President Pranab Mukherjee administered the oath of office to Justice Sathasivam at a brief function in Rashtrapati Bhavan's Darbar Hall. Those present included Vice-President Hamid Ansari, Prime Minister Manmohan Singh, Congress president Sonia Gandhi and BJP leaders LK Advani, Sushma Swaraj and Arun Jaitley. 

An unassuming and down-to-earth person, Justice Sathasivam rushed from Rashtrapati Bhavan to the Supreme Court to preside over a three-judge bench, which had several matters on the hearing list. 

The primary task for anyone at the helm of affairs of the three-tier justice delivery system is to free it from the monstrous pendency of 3 crore cases. "Backlogs of cases are the bottlenecks for delivering prompt justice," he says. 

Justice Sathasivam has radical ideas to tackle the problem. He wants to categorize cases based on the year of filing and assign them to courts with instructions to clear them within a specific time span. During the period of tackling backlog, these courts would not be assigned new cases. 

For this, he will soon hold discussions with judges of the Supreme Court, high court chief justices, chief ministers and the Union government for creation of more courts and appointment of judges.

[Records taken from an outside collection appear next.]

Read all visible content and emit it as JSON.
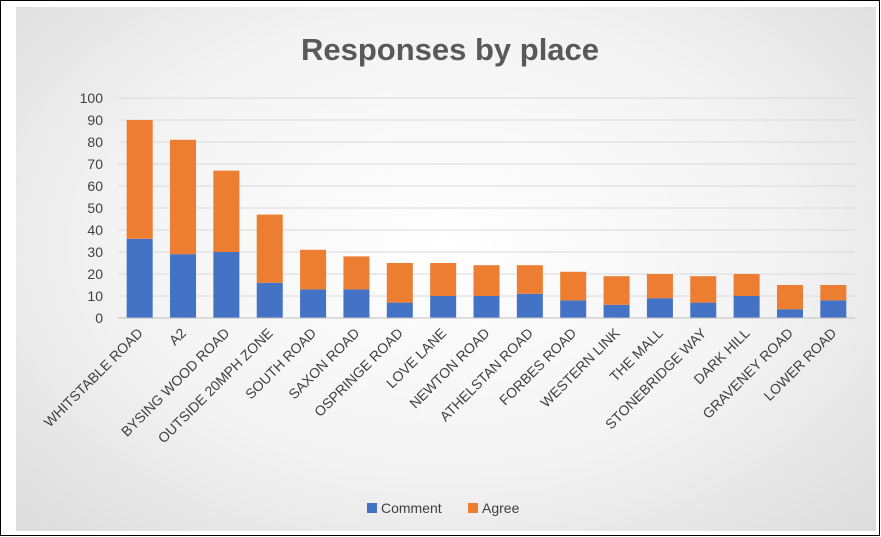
{
  "chart_data": {
    "type": "bar",
    "stacked": true,
    "title": "Responses by place",
    "xlabel": "",
    "ylabel": "",
    "ylim": [
      0,
      100
    ],
    "yticks": [
      0,
      10,
      20,
      30,
      40,
      50,
      60,
      70,
      80,
      90,
      100
    ],
    "grid": true,
    "legend_position": "bottom",
    "categories": [
      "WHITSTABLE ROAD",
      "A2",
      "BYSING WOOD ROAD",
      "OUTSIDE 20MPH ZONE",
      "SOUTH ROAD",
      "SAXON ROAD",
      "OSPRINGE ROAD",
      "LOVE LANE",
      "NEWTON ROAD",
      "ATHELSTAN ROAD",
      "FORBES ROAD",
      "WESTERN LINK",
      "THE MALL",
      "STONEBRIDGE WAY",
      "DARK HILL",
      "GRAVENEY ROAD",
      "LOWER ROAD"
    ],
    "series": [
      {
        "name": "Comment",
        "color": "#4472c4",
        "values": [
          36,
          29,
          30,
          16,
          13,
          13,
          7,
          10,
          10,
          11,
          8,
          6,
          9,
          7,
          10,
          4,
          8
        ]
      },
      {
        "name": "Agree",
        "color": "#ed7d31",
        "values": [
          54,
          52,
          37,
          31,
          18,
          15,
          18,
          15,
          14,
          13,
          13,
          13,
          11,
          12,
          10,
          11,
          7
        ]
      }
    ]
  }
}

With a large number of posts of judges in high courts lying vacant for a long time, the new CJI will get an opportunity to implement his idea of giving adequate representation to women and members of backward classes, who he says must meet the minimum merit criteria, in the higher judiciary. 

He does not share the popular belief that the existing collegium system to select judges can be termed as a system in which judges appoint judges. "It cannot be claimed that the government (state and central) has no role in the appointment of judges," he said and discounted the hope that National Judicial Commission would be able to address the apprehensions against the present system. 

Born on April 27, 1949, Justice Sathasivam enrolled as an advocate in July 1973 in Madras. He was appointed a permanent judge of the Madras High Court in January 1996 and was elevated to the Supreme Court in August 2007. He will retire as CJI on April 26, 2014.